ChASE - Chebyshev Accelerated Subspace Eigensolver

The Chebyshev Accelerated Subspace Eigensolver (ChASE) is a modern and scalable library to solve dense Hermitian (Symmetric) algebraic eigenvalue problems of the form

𝐴 𝑥̂ = 𝜆 𝑥̂  with 𝐴 = 𝐴 ∈ ℂ𝑛×𝑛 (𝐴𝑇 = 𝐴 ∈ ℝ𝑛×𝑛),

where 𝑥̂ ∈ ℂ𝑛∖{0} and 𝜆 ∈ ℝ are the eigenvector and the eigenvalue of 𝐴, respectively. The ChASE library is based on one of the oldest iterative algorithms dating back to the late 1960s. The current algorithm, visualized below, has at its core a spectral filter powered by Chebyshev polynomials that makes the eigensolver both powerful and very efficient from the performance point of view.

Algorithm

ChASE - Chebyshev Accelerated Subspace Eigensolver

The ChASE library is fully parallelized, it includes an optimization algorithm to compuyte the best polynomial degree towrds convergence, and is particularly effective for sequences of eigenproblems as often arise in electronic structure theory. The main use cases and features of the library are:

Real and Complex: ChASE is templated for real and complex numbers. So it can be used to solve real symmetric eigenproblems as well as complex Hermitian ones.

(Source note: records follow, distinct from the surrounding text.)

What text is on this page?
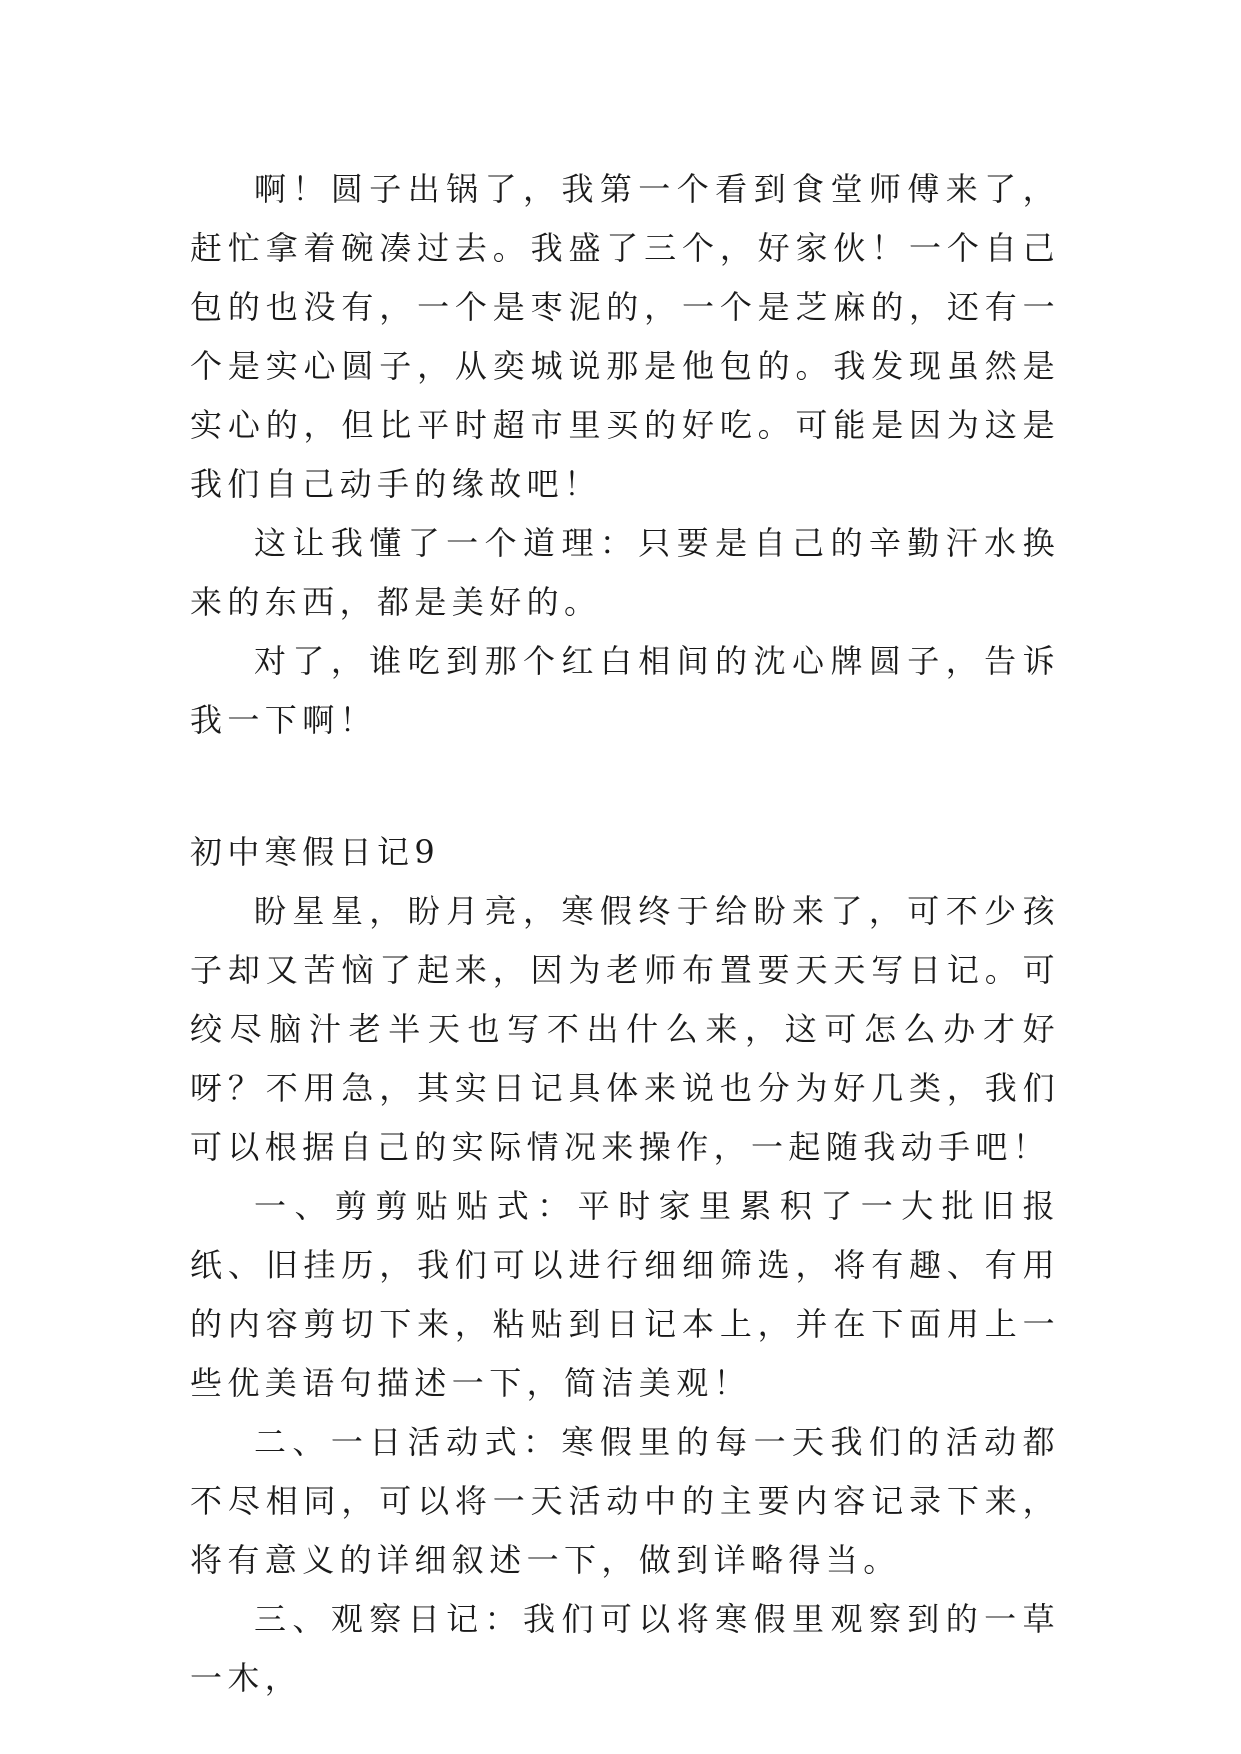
啊！圆子出锅了，我第一个看到食堂师傅来了，赶忙拿着碗凑过去。我盛了三个，好家伙！一个自己包的也没有，一个是枣泥的，一个是芝麻的，还有一个是实心圆子，从奕城说那是他包的。我发现虽然是实心的，但比平时超市里买的好吃。可能是因为这是我们自己动手的缘故吧！

这让我懂了一个道理：只要是自己的辛勤汗水换来的东西，都是美好的。

对了，谁吃到那个红白相间的沈心牌圆子，告诉我一下啊！

初中寒假日记9

盼星星，盼月亮，寒假终于给盼来了，可不少孩子却又苦恼了起来，因为老师布置要天天写日记。可绞尽脑汁老半天也写不出什么来，这可怎么办才好呀？不用急，其实日记具体来说也分为好几类，我们可以根据自己的实际情况来操作，一起随我动手吧！

一、剪剪贴贴式：平时家里累积了一大批旧报纸、旧挂历，我们可以进行细细筛选，将有趣、有用的内容剪切下来，粘贴到日记本上，并在下面用上一些优美语句描述一下，简洁美观！

二、一日活动式：寒假里的每一天我们的活动都不尽相同，可以将一天活动中的主要内容记录下来，将有意义的详细叙述一下，做到详略得当。

三、观察日记：我们可以将寒假里观察到的一草一木，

Eigespectrum: ChASE algorithm is designed to solve for the extremal portion of the eigenspectrum (i.e., {𝜆1,…,𝜆𝗇𝖾𝗏}). By default it computes the lowest portion of the spectrum but it can compute as well the largest portion by solving for −𝐴
The library is particularly efficient when no more than 20% of the extremal portion of the eigenspectrum is sought after. For larger fractions the subspace iteration algorithm may struggle to be competitive. Converge could become an issue for fractions close to or larger than 50%.

Type of Problem: ChASE can currently handle only standard eigenvalue problems. Generalized eigenvalue problems of the form 𝐴𝑥̂  = 𝜆𝐵𝑥̂ , with 𝐵 s.p.d., can be solved after factorizing 𝐵 = 𝐿𝐿𝑇 and transforming the problem into standard form 𝐴 = 𝐿−1𝐴𝐿−𝑇.

Sequences: ChASE is particularly efficient when dealing with sequences of eigenvalue problems, where the eigenvectors solving for one problem can be use as input to accelerate the solution of the next one.

Vectors input: Since it is based on subspace iteration, ChASE can receive as input a matrix of vector V  equal to the number of desired eigenvalues. ChASE can experience substantial speed-ups when V contains some information about the sought after eigenvectors.

Degree optimization: For a fixed accuracy level, ChASE can optimize the degree of the Chebyshev polynomial filter so as to minimize the number of FLOPs necessary to reach convergence.

Precision: ChASE is also templated to work in Single Precision (SP) or Double Precision (DP).

Platform: ChASE is fully parallelized and can be built for both distributed CPU and distributed multi-GPU architectures. The GPU build achieves at least more than 8X speed-up with respect to the pure CPU build on our in-house JUWELS booster.